Issue with KDevelop: Is it using different parsers in parallell for different puropuses?

Jakob Petsovits jpetso at
Tue Aug 15 19:16:44 UTC 2006

On Tuesday, 15. August 2006 20:18, Erik Sigra wrote:
> > Från: Jakob Petsovits <jpetso at>
> > class MyClass
> > {
> >   int main()
> >   {
> >      return ((int) bla == |
> >   }
> > };
> >
> > where "|" is the cursor and you haven't finished the line yet.
> > Nevertheless,
> > Katepart highlights everything correctly, including the "return" and
> > "int" tokens which are part of a statement that can't be parsed
> > correctly.
> I think the code is correct until the "|" and it should be highlighted
> correctly until there. Then it is OK to highlight the following "}" and
> "};" (and the rest of the text) in red (as in syntax error), because it is
> not valid and it would be too complex to guess the meaning.

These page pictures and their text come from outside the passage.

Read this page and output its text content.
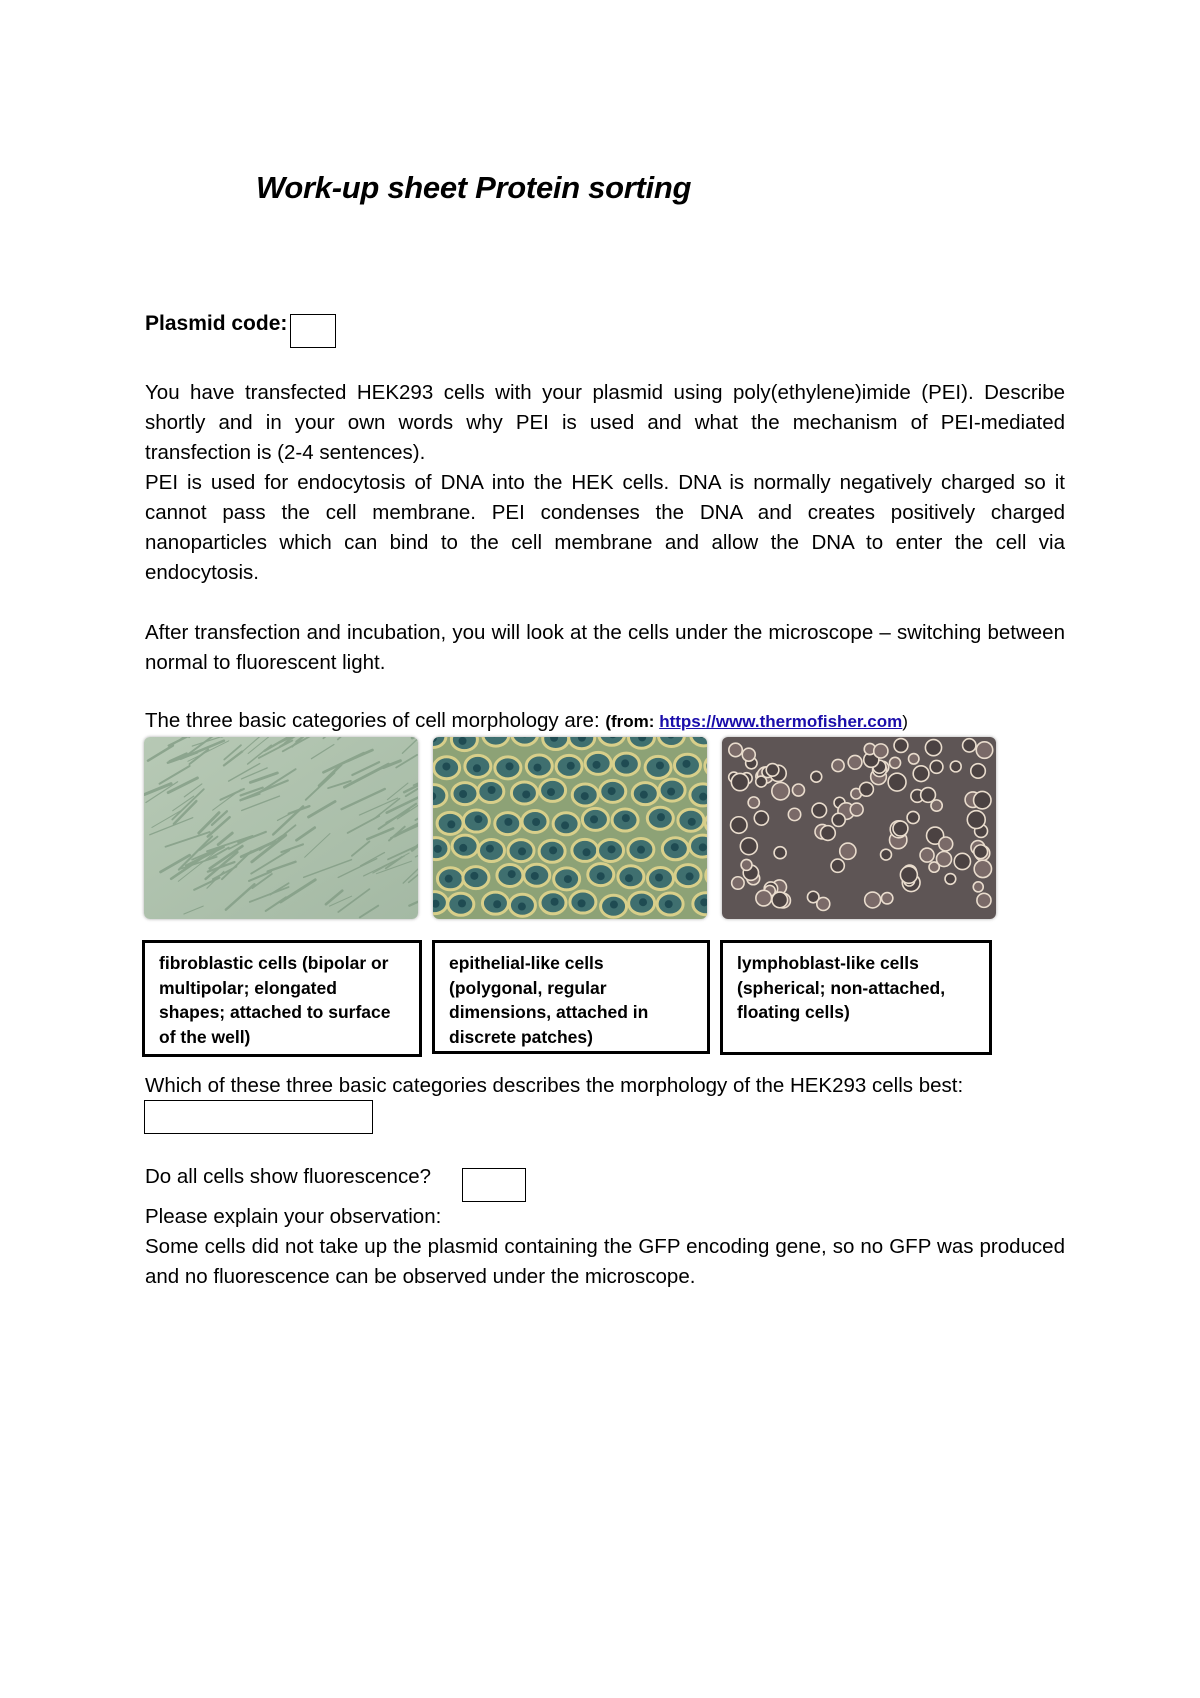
Work-up sheet Protein sorting
Plasmid code:
You have transfected HEK293 cells with your plasmid using poly(ethylene)imide (PEI). Describe shortly and in your own words why PEI is used and what the mechanism of PEI-mediated transfection is (2-4 sentences).
PEI is used for endocytosis of DNA into the HEK cells. DNA is normally negatively charged so it cannot pass the cell membrane. PEI condenses the DNA and creates positively charged nanoparticles which can bind to the cell membrane and allow the DNA to enter the cell via endocytosis.
After transfection and incubation, you will look at the cells under the microscope – switching between normal to fluorescent light.
The three basic categories of cell morphology are: (from: https://www.thermofisher.com)
fibroblastic cells (bipolar or multipolar; elongated shapes; attached to surface of the well)
epithelial-like cells (polygonal, regular dimensions, attached in discrete patches)
lymphoblast-like cells (spherical; non-attached, floating cells)
Which of these three basic categories describes the morphology of the HEK293 cells best:
Do all cells show fluorescence?
Please explain your observation:
Some cells did not take up the plasmid containing the GFP encoding gene, so no GFP was produced and no fluorescence can be observed under the microscope.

In theory, yes. In practice, we won't store such incorrect statements at all 
because the structure shouldn't contain invalid stuff, it makes everything 
harder. (At least that's how it's done for Java and C#, I think the C++ 
parser is similar in this respect.)

Also, the parser has to know that the "}" does not belong to the statement, or 
else there'll be one closing bracket missing and everything breaks.
So, your description sounds nice, but try to do it yourself and request the 
same thing afterwards. I promise that you won't do it once you know how 
everything works.

> I know that g++ tries to parse beyond the first error, but then it has to
> guess what the  programmer meant, and it is really bad at guessing, because
> it is such a complex task. A proof of that is that error messages beyond the
> first are usually useless. Fixing the first error will "fix" the
> other "errors" as well. Seeing how bad g++ is at guessing beyond the first 
> error, I do not expect KDevelop developers to try it.

g++ does a good job, but recovering _and_ showing correct error messages is 
very hard. What you'll get from KDevelop is red highlighted lines, maybe red 
highlighted single tokens. Don't expect semantic analyzing like g++ does.

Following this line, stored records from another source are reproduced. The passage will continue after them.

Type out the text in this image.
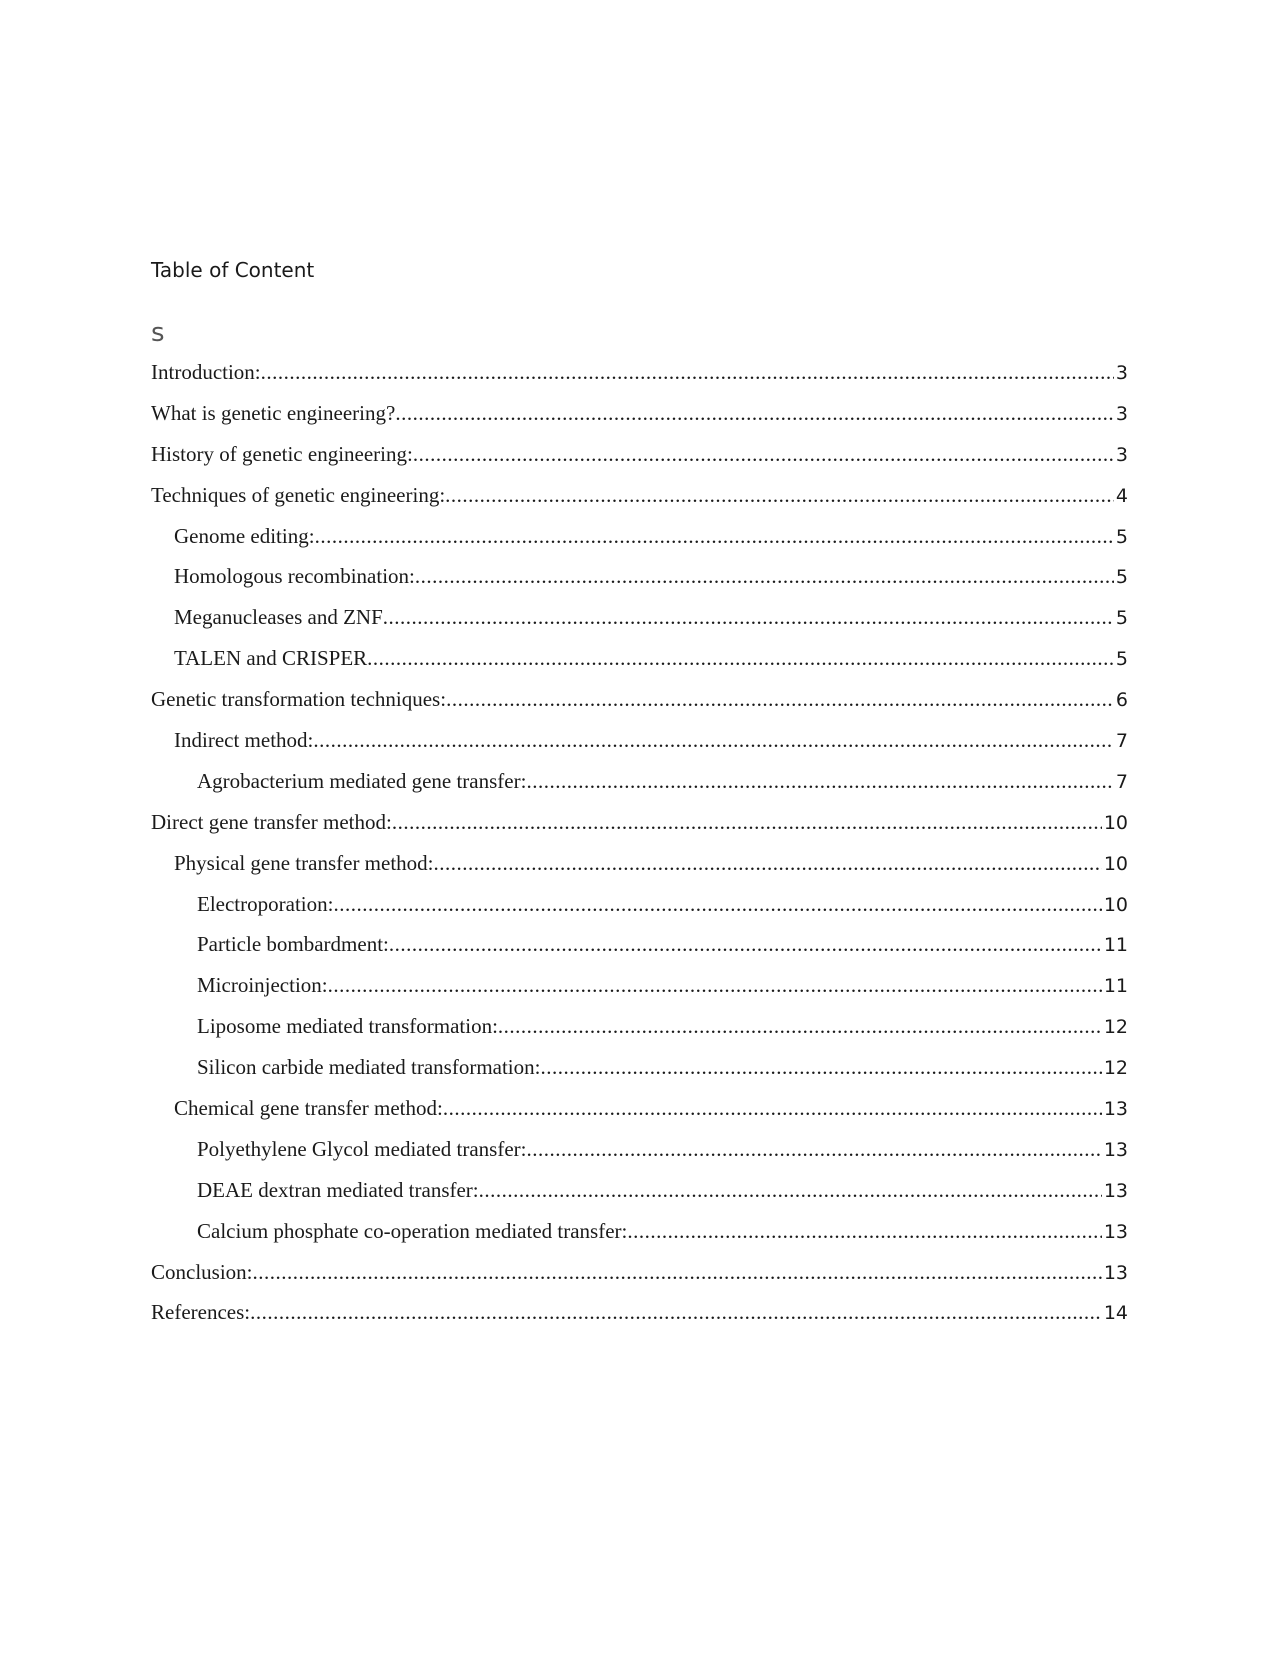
Table of Content
s
Introduction: .....	3
What is genetic engineering? .....	3
History of genetic engineering: .....	3
Techniques of genetic engineering: .....	4
Genome editing: .....	5
Homologous recombination: .....	5
Meganucleases and ZNF .....	5
TALEN and CRISPER .....	5
Genetic transformation techniques: .....	6
Indirect method: .....	7
Agrobacterium mediated gene transfer: .....	7
Direct gene transfer method: .....	10
Physical gene transfer method: .....	10
Electroporation: .....	10
Particle bombardment: .....	11
Microinjection: .....	11
Liposome mediated transformation: .....	12
Silicon carbide mediated transformation: .....	12
Chemical gene transfer method: .....	13
Polyethylene Glycol mediated transfer: .....	13
DEAE dextran mediated transfer: .....	13
Calcium phosphate co-operation mediated transfer: .....	13
Conclusion: .....	13
References: .....	14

> What I expect is 100% correct highlighting of correct code. Kate gives 90%
> correct highlighting of correct and incorrect code.

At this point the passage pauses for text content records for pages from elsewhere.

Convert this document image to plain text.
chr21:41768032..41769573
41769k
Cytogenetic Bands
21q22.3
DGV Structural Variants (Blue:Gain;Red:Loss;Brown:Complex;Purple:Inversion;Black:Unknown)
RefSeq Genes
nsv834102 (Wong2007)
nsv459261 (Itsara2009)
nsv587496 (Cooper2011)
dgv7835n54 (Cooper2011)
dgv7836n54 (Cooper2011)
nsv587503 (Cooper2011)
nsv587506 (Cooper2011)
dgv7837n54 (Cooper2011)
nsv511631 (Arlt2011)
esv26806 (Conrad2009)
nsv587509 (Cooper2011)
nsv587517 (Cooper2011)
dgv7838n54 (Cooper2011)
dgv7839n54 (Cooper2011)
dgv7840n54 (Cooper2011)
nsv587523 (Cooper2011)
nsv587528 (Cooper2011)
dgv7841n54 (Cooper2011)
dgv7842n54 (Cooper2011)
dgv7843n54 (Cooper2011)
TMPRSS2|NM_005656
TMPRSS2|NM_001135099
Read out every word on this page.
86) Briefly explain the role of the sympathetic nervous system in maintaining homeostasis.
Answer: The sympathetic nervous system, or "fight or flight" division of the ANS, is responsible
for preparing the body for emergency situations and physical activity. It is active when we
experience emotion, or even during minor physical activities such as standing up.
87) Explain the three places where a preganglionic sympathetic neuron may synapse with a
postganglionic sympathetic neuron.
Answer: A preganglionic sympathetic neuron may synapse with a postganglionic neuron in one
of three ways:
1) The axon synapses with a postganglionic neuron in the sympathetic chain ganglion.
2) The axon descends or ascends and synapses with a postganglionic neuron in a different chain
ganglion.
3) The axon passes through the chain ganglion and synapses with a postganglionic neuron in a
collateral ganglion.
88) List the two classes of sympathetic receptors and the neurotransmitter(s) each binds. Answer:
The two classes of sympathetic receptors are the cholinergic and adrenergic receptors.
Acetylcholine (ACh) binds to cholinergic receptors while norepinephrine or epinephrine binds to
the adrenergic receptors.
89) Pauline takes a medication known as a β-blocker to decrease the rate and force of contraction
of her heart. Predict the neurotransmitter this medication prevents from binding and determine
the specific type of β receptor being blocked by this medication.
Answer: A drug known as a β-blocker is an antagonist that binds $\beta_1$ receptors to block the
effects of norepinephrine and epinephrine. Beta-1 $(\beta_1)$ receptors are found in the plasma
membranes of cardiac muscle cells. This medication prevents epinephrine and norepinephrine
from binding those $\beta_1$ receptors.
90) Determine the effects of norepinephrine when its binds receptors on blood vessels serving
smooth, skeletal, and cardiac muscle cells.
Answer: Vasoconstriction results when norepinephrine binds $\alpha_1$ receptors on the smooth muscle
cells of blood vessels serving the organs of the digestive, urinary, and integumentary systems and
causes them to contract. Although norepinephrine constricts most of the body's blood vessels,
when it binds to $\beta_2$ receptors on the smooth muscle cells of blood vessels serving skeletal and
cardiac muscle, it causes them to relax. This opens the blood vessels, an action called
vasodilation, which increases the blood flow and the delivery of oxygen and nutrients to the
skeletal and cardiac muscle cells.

I think Kate is doing much better than 90%. I'm still wondering how KDevelop's 
own parsers can be able to yield better results than the Kate ones, if it's 
not for contextual information like "I know that type, let's paint it violet 
because it's an enum".

For my part, I have yet to encounter situations where I'm discontent with 
Katepart's highlighting. (Just give me proper indentation, please!)